The term 'processed' merely applies to anything that has been done to the food to make it more palatable, digestible or last longer. Simple techniques, such as heating in sealed jars or cans, slating, milling and drying, have been around for centuries. However, in the current system of food manufacture and retailing, where huge quantities and variety of food are available, and indeed demanded, by the consumer, food processing has become very sophisticated.
In general, most convenience foods, such as snacks, biscuits, cakes, 'cook-in' sauces, breakfast cereals and 'ready-made' meals rely on three main ingredients to increase shelf life and palatability. These are salt, sugar and fats (often hydrogenated). Some of these foods have little or no nutritional value other than calories, and in large amounts they may have adverse effects on health. If eaten frequently children will become accustomed to the taste of these ingredients and an unhealthy pattern is set for life.
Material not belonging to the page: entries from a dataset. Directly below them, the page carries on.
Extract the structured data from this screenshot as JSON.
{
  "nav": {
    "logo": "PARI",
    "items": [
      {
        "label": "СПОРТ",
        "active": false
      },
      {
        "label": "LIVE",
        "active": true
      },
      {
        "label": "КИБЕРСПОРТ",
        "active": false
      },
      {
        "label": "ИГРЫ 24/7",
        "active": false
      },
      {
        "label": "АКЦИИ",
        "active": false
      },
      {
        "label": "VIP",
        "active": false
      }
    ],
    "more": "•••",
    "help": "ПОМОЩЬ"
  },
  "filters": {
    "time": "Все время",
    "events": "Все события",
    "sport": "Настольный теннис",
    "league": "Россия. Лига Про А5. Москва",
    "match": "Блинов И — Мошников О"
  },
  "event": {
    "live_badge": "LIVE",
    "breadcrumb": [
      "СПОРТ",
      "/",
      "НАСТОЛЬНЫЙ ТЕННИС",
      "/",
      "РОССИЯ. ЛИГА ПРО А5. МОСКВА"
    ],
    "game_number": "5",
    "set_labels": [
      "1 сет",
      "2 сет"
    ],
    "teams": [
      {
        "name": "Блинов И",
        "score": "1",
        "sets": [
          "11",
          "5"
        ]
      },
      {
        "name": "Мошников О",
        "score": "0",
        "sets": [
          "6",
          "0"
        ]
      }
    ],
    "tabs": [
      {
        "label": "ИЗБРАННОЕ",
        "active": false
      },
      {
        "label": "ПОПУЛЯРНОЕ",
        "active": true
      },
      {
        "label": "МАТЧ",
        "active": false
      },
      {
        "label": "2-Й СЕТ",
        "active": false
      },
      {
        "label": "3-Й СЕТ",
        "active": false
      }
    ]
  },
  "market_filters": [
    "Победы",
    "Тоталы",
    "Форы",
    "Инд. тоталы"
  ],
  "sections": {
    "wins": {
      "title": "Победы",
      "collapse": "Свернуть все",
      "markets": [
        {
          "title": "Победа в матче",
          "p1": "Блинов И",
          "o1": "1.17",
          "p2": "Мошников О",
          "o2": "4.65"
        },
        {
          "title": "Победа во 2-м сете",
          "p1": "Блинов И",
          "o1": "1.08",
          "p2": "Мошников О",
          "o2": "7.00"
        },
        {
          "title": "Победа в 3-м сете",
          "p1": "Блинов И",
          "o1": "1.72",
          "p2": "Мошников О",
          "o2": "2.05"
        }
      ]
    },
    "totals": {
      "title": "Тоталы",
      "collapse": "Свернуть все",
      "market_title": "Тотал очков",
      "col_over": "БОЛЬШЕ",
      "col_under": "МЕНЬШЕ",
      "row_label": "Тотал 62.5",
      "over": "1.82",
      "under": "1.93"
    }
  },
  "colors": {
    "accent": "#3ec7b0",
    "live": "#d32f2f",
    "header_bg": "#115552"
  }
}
In addition to salt, sugar and fats, many chemical and modified ingredients may be added to these foods to increase shelf life and improve appearance. These can include:
- potassium sorbate
- sulphur dioxide
- tripotassium phosphate
- acidity regulators
- adipic acid
- glucose syrup
Putting aside the claims of adverse health effects or otherwise of these types of ingredients, do you really want to be feeding unrecognisable chemicals to your children? Making your own food, using fresh and simple ingredients, will mean you have control over what your family is eating.
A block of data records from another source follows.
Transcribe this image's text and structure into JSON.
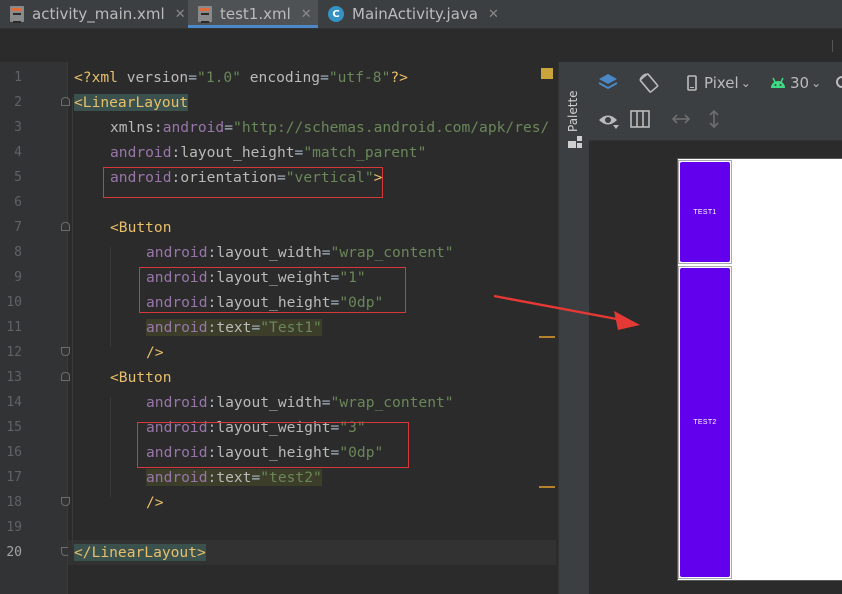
{
  "tabs": [
    {
      "label": "activity_main.xml",
      "close": "✕",
      "active": false
    },
    {
      "label": "test1.xml",
      "close": "✕",
      "active": true
    },
    {
      "label": "MainActivity.java",
      "close": "✕",
      "active": false
    }
  ],
  "gutter": {
    "line_numbers": [
      "1",
      "2",
      "3",
      "4",
      "5",
      "6",
      "7",
      "8",
      "9",
      "10",
      "11",
      "12",
      "13",
      "14",
      "15",
      "16",
      "17",
      "18",
      "19",
      "20"
    ],
    "current_line": "20"
  },
  "code": {
    "l1_open": "<?xml ",
    "l1_a1": "version",
    "l1_eq1": "=",
    "l1_v1": "\"1.0\"",
    "l1_sp": " ",
    "l1_a2": "encoding",
    "l1_eq2": "=",
    "l1_v2": "\"utf-8\"",
    "l1_close": "?>",
    "l2_tag": "<LinearLayout",
    "l3_a": "xmlns:",
    "l3_ns": "android",
    "l3_eq": "=",
    "l3_v": "\"http://schemas.android.com/apk/res/",
    "l4_ns": "android",
    "l4_colon": ":",
    "l4_a": "layout_height",
    "l4_eq": "=",
    "l4_v": "\"match_parent\"",
    "l5_ns": "android",
    "l5_colon": ":",
    "l5_a": "orientation",
    "l5_eq": "=",
    "l5_v": "\"vertical\"",
    "l5_close": ">",
    "l7_tag": "<Button",
    "l8_ns": "android",
    "l8_colon": ":",
    "l8_a": "layout_width",
    "l8_eq": "=",
    "l8_v": "\"wrap_content\"",
    "l9_ns": "android",
    "l9_colon": ":",
    "l9_a": "layout_weight",
    "l9_eq": "=",
    "l9_v": "\"1\"",
    "l10_ns": "android",
    "l10_colon": ":",
    "l10_a": "layout_height",
    "l10_eq": "=",
    "l10_v": "\"0dp\"",
    "l11_ns": "android",
    "l11_colon": ":",
    "l11_a": "text",
    "l11_eq": "=",
    "l11_v": "\"Test1\"",
    "l12_close": "/>",
    "l13_tag": "<Button",
    "l14_ns": "android",
    "l14_colon": ":",
    "l14_a": "layout_width",
    "l14_eq": "=",
    "l14_v": "\"wrap_content\"",
    "l15_ns": "android",
    "l15_colon": ":",
    "l15_a": "layout_weight",
    "l15_eq": "=",
    "l15_v": "\"3\"",
    "l16_ns": "android",
    "l16_colon": ":",
    "l16_a": "layout_height",
    "l16_eq": "=",
    "l16_v": "\"0dp\"",
    "l17_ns": "android",
    "l17_colon": ":",
    "l17_a": "text",
    "l17_eq": "=",
    "l17_v": "\"test2\"",
    "l18_close": "/>",
    "l20_tag": "</LinearLayout>"
  },
  "palette": {
    "label": "Palette"
  },
  "design_toolbar": {
    "device": "Pixel",
    "api_level": "30",
    "dropdown": "⌄"
  },
  "preview": {
    "button1_text": "TEST1",
    "button2_text": "TEST2"
  },
  "colors": {
    "accent": "#4a88c7",
    "button": "#6200ee",
    "annotation_red": "#e53935"
  }
}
However, some of the more basic processed foods can be nutritious and a boon to a busy mother.
- Simple canned items, such as pulses, fish and tomatoes, are only processed as much as is required to ensure the safety of the product and will retain much of their nutritional value. Try to choose items without added sugar or salt
- Basic foods such as bread and pasta vary. Choose more wholegrain products as your child gets older to increase nutrient value and keep children feeling full for longer.
- Frozen vegetables are handy and the next best thing to fresh. A handful of peas thrown into a risotto or pasta dish can add colour, flavour and nutrients, for example. Good-quality fish and meat, frozen from fresh, can also be useful.
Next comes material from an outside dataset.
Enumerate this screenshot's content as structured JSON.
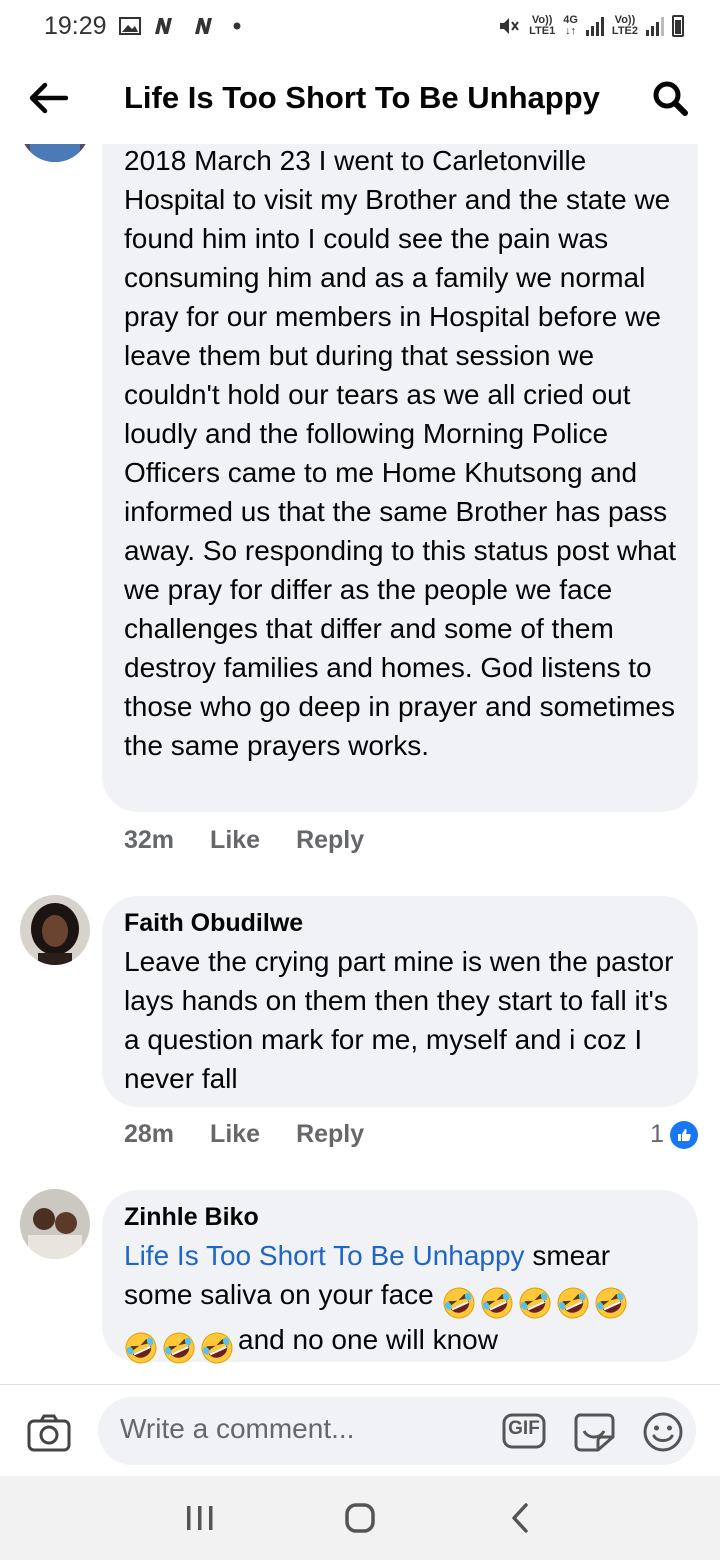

Suggestions for avoiding processed foods
- For breakfast. Many manufactured cereals contain high levels of salt and sugar. Be sure to read the labels carefully to compare different products or make your own muesli with rolled oats, dried fruit and chopped nuts to a recipe your children enjoy. Try chopped, dried mango, dried cranberries and other exciting ingredients they like. Freshly made porridge with added raisins or banana and perhaps just a little cream or Greek yoghurt is delicious.
- In place of 'breaded' items such as chicken nuggets or fish fingers, dip turkey fillet steaks, chicken breast strips or fish fillet strips into beaten egg and coat in lightly seasoned oatbran or fine oatmeal. Shallow fry or bake.
- Make your own pastry from half wholemeal and half plain flour. Make double quantities and freeze what you do not need.
- Homemade biscuits, muffins and simple cakes are much better snacks for children, using basic ingredients that are wholesome and nutritious.
- Make your own food 'convenient'. Fresh tomato and meat sauces can be made in generous amounts and frozen for another day or converted into another meal. So, mince can make spaghetti Bolognese one day; add kidney beans and a little chilli and you have chilli con carne. A roast chicken one day can become a filing for wraps the next day and added to risotto the day after.
Many processed foods that are sold for children can easily be made at home in healthier and tastier versions. These also have the advantage that the child can help in the making of their food.